DVangelis · April 28, 2022, 4:10pm

My model was trained using DataParallel then I saved the model.module.state_dict() .
In inference part I load the saved model by using ,
DEVICE=torch.device(“cuda:0” if torch.cuda.is_available() else “cpu”)
model_trained=MyModel()
checkpoint_fpath=****

model_trained = model_trained.cuda(0)

model_trained = nn.DataParallel(model_trained)

checkpoint=torch.load(checkpoint_fpath,map_location=torch.device(DEVICE))
model_trained.module.load_state_dict(checkpoint[‘state_dict’])
model_trained.eval()

For making my predictions I load my 3d stack of tif files and I make the necessary transformations from numpy to torch.tensor and I name my images unseen_tensor
Then I use
prediction_tensors=model_trained(unseen_tensor.to(DEVICE))

But I get an RuntimeError Caught RuntimeError in replica 0 ond device 0
RuntimeError: CUDA out of memory…

So I thought If I use a dataset class and dataloader and then use a loop to make my predictions I could overcome this error.
I hope now makes more sense what I am trying to do
Thanks again for your help

ptrblck · April 28, 2022, 11:27pm

Split this line:

prediction_tensors=model_trained(unseen_tensor.to(DEVICE))

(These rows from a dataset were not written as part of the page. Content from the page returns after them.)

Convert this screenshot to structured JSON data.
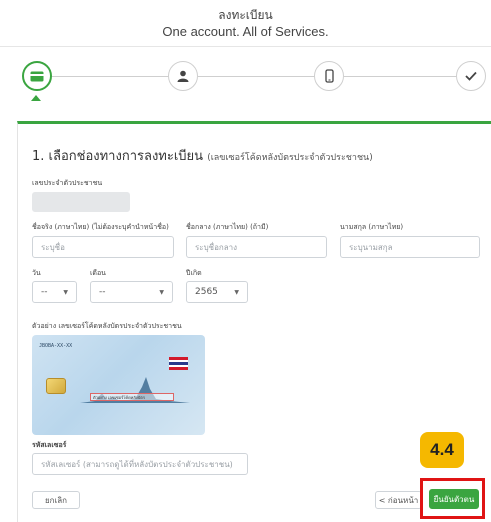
{
  "header": {
    "title": "ลงทะเบียน",
    "subtitle": "One account. All of Services."
  },
  "stepper": {
    "steps": [
      "card-icon",
      "user-icon",
      "phone-icon",
      "check-icon"
    ],
    "active_step": 1,
    "accent": "#3aa540"
  },
  "form": {
    "section_title": "1. เลือกช่องทางการลงทะเบียน",
    "section_hint": "(เลขเซอร์โค้ดหลังบัตรประจำตัวประชาชน)",
    "citizen_id": {
      "label": "เลขประจำตัวประชาชน",
      "value": ""
    },
    "first_name": {
      "label": "ชื่อจริง (ภาษาไทย) (ไม่ต้องระบุคำนำหน้าชื่อ)",
      "placeholder": "ระบุชื่อ"
    },
    "middle_name": {
      "label": "ชื่อกลาง (ภาษาไทย) (ถ้ามี)",
      "placeholder": "ระบุชื่อกลาง"
    },
    "last_name": {
      "label": "นามสกุล (ภาษาไทย)",
      "placeholder": "ระบุนามสกุล"
    },
    "day": {
      "label": "วัน",
      "value": "--"
    },
    "month": {
      "label": "เดือน",
      "value": "--"
    },
    "year": {
      "label": "ปีเกิด",
      "value": "2565"
    },
    "example_label": "ตัวอย่าง เลขเซอร์โค้ดหลังบัตรประจำตัวประชาชน",
    "laser_code": {
      "label": "รหัสเลเซอร์",
      "placeholder": "รหัสเลเซอร์ (สามารถดูได้ที่หลังบัตรประจำตัวประชาชน)"
    }
  },
  "id_card_sample": {
    "code_text": "JBOBA-XX-XX",
    "number_text": "ตัวอย่าง เลขเซอร์โค้ดหลังบัตร"
  },
  "buttons": {
    "cancel": "ยกเลิก",
    "back": "< ก่อนหน้า",
    "confirm": "ยืนยันตัวตน"
  },
  "annotation": {
    "badge": "4.4",
    "badge_color": "#f5b800",
    "highlight_color": "#e01414"
  }
}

into a loop and iterate the data:

model_trained.eval()
preds = []
with torch.no_grad():
    for input in unseen_tensor: # you can use another logic here to create mini batches etc.
        pred = model(input)
        preds.append(pred.detach().cpu())
preds = torch.stack(preds)

DVangelis · April 29, 2022, 9:39am

Thanks that helped a lot. From 10 hours for segmentating my dataset with this method took only 30 minutes. So the predictions are running under cpu right ? I mean with the pred.detach().cpu() ?

ptrblck · April 29, 2022, 6:44pm

No, the output prediction is detached and moved to the host to avoid storing these tensors on the GPU.

DVangelis · April 30, 2022, 9:12am

Ok thank you! I will need to have a closer look to the documentation of detach and host.